The XX Factor

Your Siblings Are Saving Your Marriage

Octomom Nadya Suleman’s kids lead a Marriage 101 seminar.

Photo by Toby Canham/Getty Images

On Tuesday morning, three sociology professors from Ohio State University presented an intriguing result at the 108th annual meeting of the American Sociological Association: Having more siblings reduces your chances of getting divorced as an adult. In fact, each additional sibling you have (up to about seven) decreases the likelihood of a marital split by 2 percent. While the difference between being an only child and one kid out of two or three is not enormous, says study co-author Doug Downey, “when you compare children from large families to those with only one child, there is a meaningful gap in the probability of divorce.”

Downey and his colleagues, Donna Bobbitt-Zeher and Joseph Merry, collected data from a trove of interviews with about 57,000 adults from all over the country who were surveyed 28 times between 1972 and 2012. (The digest is succinctly known as the General Social Survey.) They expected that having any siblings at all would confer “the experience with personal relationships that would help you in marriage,” Bobbitt-Zeher said. Instead, they found that “the real story appears to be how family dynamics change incrementally with the addition of each sibling.”
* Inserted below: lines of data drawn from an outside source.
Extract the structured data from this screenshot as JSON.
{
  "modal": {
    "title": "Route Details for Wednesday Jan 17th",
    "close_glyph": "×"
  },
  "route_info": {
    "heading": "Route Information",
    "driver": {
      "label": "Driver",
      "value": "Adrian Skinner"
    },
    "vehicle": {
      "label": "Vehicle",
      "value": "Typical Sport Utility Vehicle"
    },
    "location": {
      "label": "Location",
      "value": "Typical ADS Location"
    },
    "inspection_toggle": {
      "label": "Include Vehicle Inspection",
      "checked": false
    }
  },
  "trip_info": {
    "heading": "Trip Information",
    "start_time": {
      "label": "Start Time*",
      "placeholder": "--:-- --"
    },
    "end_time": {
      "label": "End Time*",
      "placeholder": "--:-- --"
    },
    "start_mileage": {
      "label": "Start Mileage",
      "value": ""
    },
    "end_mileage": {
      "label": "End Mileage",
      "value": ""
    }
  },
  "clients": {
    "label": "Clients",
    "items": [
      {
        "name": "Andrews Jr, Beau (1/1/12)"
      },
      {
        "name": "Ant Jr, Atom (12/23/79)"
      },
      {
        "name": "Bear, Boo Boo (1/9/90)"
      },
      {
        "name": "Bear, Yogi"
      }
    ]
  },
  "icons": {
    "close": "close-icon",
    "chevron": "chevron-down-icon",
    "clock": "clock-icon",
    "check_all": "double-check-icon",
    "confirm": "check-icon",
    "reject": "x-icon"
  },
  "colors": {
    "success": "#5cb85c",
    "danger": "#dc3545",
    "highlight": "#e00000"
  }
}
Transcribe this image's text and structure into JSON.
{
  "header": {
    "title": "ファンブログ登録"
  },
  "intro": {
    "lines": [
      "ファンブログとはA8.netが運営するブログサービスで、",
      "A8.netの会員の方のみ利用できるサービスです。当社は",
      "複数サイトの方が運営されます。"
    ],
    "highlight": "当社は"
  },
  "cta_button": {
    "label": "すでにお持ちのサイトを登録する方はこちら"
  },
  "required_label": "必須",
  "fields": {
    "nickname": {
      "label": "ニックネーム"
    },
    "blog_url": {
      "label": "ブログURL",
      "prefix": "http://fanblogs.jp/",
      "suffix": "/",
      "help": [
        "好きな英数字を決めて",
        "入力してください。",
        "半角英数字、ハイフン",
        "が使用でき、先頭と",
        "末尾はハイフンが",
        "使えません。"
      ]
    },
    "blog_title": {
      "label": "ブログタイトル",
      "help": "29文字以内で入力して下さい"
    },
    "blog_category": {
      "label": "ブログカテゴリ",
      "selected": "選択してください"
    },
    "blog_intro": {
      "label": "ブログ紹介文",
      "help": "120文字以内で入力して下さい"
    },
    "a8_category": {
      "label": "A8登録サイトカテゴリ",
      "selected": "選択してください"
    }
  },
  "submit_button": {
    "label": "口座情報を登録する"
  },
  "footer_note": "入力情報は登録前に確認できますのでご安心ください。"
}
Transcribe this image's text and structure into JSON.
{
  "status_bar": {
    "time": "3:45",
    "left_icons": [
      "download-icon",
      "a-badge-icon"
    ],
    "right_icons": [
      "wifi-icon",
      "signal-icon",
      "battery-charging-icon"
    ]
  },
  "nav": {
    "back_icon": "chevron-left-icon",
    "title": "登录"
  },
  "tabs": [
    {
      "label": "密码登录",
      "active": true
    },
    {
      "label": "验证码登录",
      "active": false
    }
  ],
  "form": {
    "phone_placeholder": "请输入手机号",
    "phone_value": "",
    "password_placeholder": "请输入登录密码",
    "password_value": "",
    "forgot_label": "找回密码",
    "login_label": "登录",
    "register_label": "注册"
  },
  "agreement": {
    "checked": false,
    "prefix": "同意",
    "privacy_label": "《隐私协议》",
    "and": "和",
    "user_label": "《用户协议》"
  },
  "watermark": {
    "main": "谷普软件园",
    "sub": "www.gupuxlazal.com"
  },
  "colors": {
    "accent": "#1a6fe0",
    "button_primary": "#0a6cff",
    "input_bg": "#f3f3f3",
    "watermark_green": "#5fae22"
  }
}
Because adolescing/adulting with a twin in tow has given me crystal-clear insight into the minds of others, this is where I presciently head off your questions about variables like education, socioeconomic status, family structure, race, age at marriage, whether the respondents had children, gender role attitudes, and religious affiliation. The researchers controlled for each of those factors and obtained the same results. For instance, they were able to determine that single children weren’t relatively more prone to divorce simply because they were more likely to have grown up with single parents. And they ruled out the possibility that kids with brothers or sisters split up less because they were less likely to get married, having been irreparably damaged by years of jockeying and strife (my initial interpretation of the findings—sorry Emmy). 

“Growing up in a family with siblings, you develop a set of skills for negotiating both negative and positive interactions,” Downey suggests. “You have to consider other people’s points of view, learn how to talk through problems. The more siblings you have, the more opportunities you have to practice those skills.” On the other hand, only children are famously more intelligent and more achievement-oriented than their siblinged counterparts. According to researcher Judith Blake, the intellectual tenor of a home with a large brood veers toward the immature; plus, kids with many brothers and/or sisters suffer from a dilution of parental resources. Does the choice, more frequently exercised, to opt out of a dysfunctional marriage speak to singletons’ higher IQs? Their sturdier focus on individual accomplishment? Their perfectionism? Their incorrigible narcissism? Are marriages joining two single children doomed from the start?

I’m just kidding. If you’re an only, don’t despair! Settle down with someone who has seven siblings (but not eight) and try to contain your baleful, marriage-busting influence. Meanwhile, siblings, maybe you should consider marrying other siblings (not your own), unless you feel extra confident in your people skills. And everyone, if you care about the sanctity of marriage, raise lots of kids.

And thus concludes my transition to conservative pundit.